Hasil penelitian itu jadi salah satu kesimpulan disertasinya yang berjudul Diskursus Gerakan Radikalisme dalam Organisasi Islam (Studi Hermeneutika pada Organisasi Islam Muhammadiyah dan Nahdlatul Ulama tentang Dasar Negara, Jihad, dan Toleransi).

"Bagi organisasi Islam Muhammadiyah dan Nahdlatul Ulama Pancasila adalah pilihan final dan terbaik karena Pancasila merupakan hasil perjanjian seluruh elemen bangsa," jelas Said dalam sidang terbuka Promosi Doktor Ilmu Komunikasi yang dilaksanakan secara daring, Senin (27/7).

Tim promotor gelar doktoral Said terdiri dari Prof. Dr. Ibnu Hamad, M.Si (promotor) dan Prof. Effendi Gazali, M.Si, M.P.SI.D., Ph.D (kopromotor). Said berhasil dinyatakan lulus dengan predikat sangat memuaskan.

Said menjelaskan bahwa penerimaan Muhammadiyah dan NU terhadap Pancasila bukanlah pandangan politik yang didasarkan atas kepentingan pragmatis dan jangka pendek.

Pandangan kedua organisasi Islam moderat ini dihasilkan melalui proses refleksi dan dialektika keduanya atas sejarah lahirnya Pancasila, di mana tokoh-tokoh Muhammadiyah dan NU terlibat langsung.

"Selain itu, secara kontekstual peneguhan sikap Muhammadiyah dan NU atas Pancasila juga merupakan perlawanan kedua organisasi Islam ini terhadap upaya-upaya kelompok-kelompok tertentu yang hendak mengganti dan mengubah Pancasila," ujar Said.

Said dalam disertasinya juga mengungkap ada perbedaan pemahaman dan sikap antara Muhammadiyah dan NU terhadap Pancasila.

Dalam pemahaman Muhammadiyah, kata dia, Pancasila adalah darul ahdi wa syahadah (Negara Konsensus dan Kesaksian). Sedangkan NU memahami Pancasila sebagai mu'ahadah wathaniyah (Kesepakatan Kebangsaan).

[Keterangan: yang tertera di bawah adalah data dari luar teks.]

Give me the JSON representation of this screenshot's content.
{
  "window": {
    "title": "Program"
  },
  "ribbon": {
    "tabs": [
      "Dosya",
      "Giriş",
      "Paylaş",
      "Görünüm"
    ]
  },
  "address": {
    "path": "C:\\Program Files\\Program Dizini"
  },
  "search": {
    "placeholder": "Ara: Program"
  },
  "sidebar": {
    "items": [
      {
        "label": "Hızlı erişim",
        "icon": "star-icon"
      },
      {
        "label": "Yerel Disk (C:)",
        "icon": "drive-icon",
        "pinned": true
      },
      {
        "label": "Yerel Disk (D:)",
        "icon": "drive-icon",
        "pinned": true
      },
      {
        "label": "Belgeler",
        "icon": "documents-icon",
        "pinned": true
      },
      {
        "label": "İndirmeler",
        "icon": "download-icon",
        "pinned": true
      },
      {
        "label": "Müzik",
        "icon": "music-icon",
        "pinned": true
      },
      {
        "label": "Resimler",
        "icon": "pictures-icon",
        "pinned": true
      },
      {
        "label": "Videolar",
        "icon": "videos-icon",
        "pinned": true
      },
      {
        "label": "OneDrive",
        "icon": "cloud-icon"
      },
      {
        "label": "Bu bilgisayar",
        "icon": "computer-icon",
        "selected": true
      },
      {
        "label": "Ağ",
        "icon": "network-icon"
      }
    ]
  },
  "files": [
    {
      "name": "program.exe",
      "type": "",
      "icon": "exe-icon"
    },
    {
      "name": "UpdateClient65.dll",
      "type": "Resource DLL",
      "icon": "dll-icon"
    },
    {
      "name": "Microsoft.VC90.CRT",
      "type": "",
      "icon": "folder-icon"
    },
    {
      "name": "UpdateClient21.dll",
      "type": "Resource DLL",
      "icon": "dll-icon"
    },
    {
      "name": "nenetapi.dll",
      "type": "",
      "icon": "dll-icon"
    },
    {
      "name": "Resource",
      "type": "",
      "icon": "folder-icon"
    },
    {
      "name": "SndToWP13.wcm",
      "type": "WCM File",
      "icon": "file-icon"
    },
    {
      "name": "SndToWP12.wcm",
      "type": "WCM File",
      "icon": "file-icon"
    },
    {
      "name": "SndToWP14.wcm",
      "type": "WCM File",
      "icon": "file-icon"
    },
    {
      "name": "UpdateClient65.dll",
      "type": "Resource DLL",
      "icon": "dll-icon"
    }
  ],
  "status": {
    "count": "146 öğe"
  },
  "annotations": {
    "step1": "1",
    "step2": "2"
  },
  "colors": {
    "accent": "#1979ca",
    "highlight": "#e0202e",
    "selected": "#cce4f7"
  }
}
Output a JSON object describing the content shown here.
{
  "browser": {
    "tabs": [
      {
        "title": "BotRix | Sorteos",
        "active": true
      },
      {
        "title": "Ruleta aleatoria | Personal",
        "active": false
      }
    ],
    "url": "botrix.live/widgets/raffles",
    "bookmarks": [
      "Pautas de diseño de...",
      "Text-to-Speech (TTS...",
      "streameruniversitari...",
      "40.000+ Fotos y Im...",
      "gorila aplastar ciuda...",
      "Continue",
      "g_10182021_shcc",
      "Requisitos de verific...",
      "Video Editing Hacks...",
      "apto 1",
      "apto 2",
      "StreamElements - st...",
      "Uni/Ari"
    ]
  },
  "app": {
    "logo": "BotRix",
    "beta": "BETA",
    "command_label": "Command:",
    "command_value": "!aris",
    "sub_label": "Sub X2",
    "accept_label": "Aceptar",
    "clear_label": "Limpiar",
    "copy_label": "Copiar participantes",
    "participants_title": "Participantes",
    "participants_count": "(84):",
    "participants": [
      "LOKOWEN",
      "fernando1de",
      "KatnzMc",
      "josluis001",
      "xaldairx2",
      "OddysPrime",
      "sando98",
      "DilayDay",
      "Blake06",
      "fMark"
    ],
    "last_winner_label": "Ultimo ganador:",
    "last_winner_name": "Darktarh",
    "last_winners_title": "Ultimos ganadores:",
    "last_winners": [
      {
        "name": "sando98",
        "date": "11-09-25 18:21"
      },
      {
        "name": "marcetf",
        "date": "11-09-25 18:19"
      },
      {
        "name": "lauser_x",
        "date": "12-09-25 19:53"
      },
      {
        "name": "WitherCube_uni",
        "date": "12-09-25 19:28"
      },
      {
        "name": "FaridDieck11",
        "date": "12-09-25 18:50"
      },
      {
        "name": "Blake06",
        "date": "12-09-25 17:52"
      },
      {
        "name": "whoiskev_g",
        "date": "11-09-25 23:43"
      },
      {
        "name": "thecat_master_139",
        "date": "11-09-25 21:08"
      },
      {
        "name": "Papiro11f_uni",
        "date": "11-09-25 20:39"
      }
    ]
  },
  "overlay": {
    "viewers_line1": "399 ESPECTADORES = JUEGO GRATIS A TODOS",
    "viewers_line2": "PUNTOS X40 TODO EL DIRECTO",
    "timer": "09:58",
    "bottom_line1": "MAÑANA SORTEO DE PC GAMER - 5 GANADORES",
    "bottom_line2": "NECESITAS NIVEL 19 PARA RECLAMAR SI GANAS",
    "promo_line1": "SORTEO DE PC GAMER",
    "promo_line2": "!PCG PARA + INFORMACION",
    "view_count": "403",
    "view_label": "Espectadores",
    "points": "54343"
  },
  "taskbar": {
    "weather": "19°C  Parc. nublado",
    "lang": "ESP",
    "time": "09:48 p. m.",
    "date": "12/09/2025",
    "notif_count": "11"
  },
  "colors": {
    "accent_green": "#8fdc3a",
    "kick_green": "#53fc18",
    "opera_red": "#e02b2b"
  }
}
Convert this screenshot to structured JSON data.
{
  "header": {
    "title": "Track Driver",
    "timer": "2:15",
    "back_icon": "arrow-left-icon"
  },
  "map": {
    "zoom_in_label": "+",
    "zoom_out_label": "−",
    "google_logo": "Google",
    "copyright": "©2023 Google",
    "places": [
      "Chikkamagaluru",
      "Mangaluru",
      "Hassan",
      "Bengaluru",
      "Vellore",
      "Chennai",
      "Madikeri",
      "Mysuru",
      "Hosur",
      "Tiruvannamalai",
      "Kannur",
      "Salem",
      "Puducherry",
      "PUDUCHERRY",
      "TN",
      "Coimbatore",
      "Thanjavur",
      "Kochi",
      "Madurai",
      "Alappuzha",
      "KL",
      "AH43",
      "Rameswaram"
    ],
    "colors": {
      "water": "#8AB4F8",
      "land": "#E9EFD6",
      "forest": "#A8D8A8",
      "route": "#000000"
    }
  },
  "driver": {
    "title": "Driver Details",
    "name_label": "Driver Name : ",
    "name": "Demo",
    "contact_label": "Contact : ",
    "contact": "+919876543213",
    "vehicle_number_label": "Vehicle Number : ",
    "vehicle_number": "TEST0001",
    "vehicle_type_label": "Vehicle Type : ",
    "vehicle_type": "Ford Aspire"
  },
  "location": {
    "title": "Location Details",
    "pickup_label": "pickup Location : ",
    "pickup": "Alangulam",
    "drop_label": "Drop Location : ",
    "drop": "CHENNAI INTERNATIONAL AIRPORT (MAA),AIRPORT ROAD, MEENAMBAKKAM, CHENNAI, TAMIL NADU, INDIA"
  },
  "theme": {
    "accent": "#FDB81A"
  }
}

Menggunakan metode penelitian analisis isi hermeneutika, Ia menjelaskan perbedaan pemahaman dan sikap Muhammadiyah dan NU atas Pancasila merupakan hasil penafsiran ayat Alquran yang juga berbeda.

"Muhammadiyah merujuk pada Alquran Surat Saba' ayat 15 "baldatun thayyibatun wa rabbun ghafur", yang artinya: "sebuah negeri yang baik dan berada dalam ampunan Allah SWT". Kalimat tersebut oleh Muhammadiyah ditafsirkan sebagai Negara Pancasila," kata Said.

"Sedangkan NU mengacu pada Alquran Surat al-Baqarah ayat 30: "khalifah fil ardhi", "khalifah" ditafsirkan NU sebagai melaksanakan amanat Allah melalui NKRI dan Pancasila," jelas dia.

Disertasi Said juga menjelaskan pandangan Muhammadiyah dan NU mengenai jihad dan toleransi terhadap non-muslim.

"Dalam pandangan Muhammadiyah dan NU jihad bukanlah diwujudkan dalam bentuk kekerasan, apalagi terorisme," kata dia.

Bagi Muhammadiyah jihad adalah jihad lil-muwajahah, yakni bersungguh-sungguh menciptakan sesuatu yang unggul dan kompetitif.

Sedangkan bagi NU jihad adalah sebagai mabadi' khaira ummah, yaitu bersungguh-sungguh mengutamakan kemaslahatan umat.

Ia menuturkan, sejak awal Muhammadiyah dan NU dikenal sebagai organisasi Islam yang toleran terhadap non-muslim.

Bagi Muhammadiyah toleransi terhadap non-muslim sebagai 'ukhuwah insaniyah' (persaudaraan kemanusiaan), sedangkan bagi NU adalah sebagai 'ukhuwah wathaniyah' (persaudaraan kebangsaan).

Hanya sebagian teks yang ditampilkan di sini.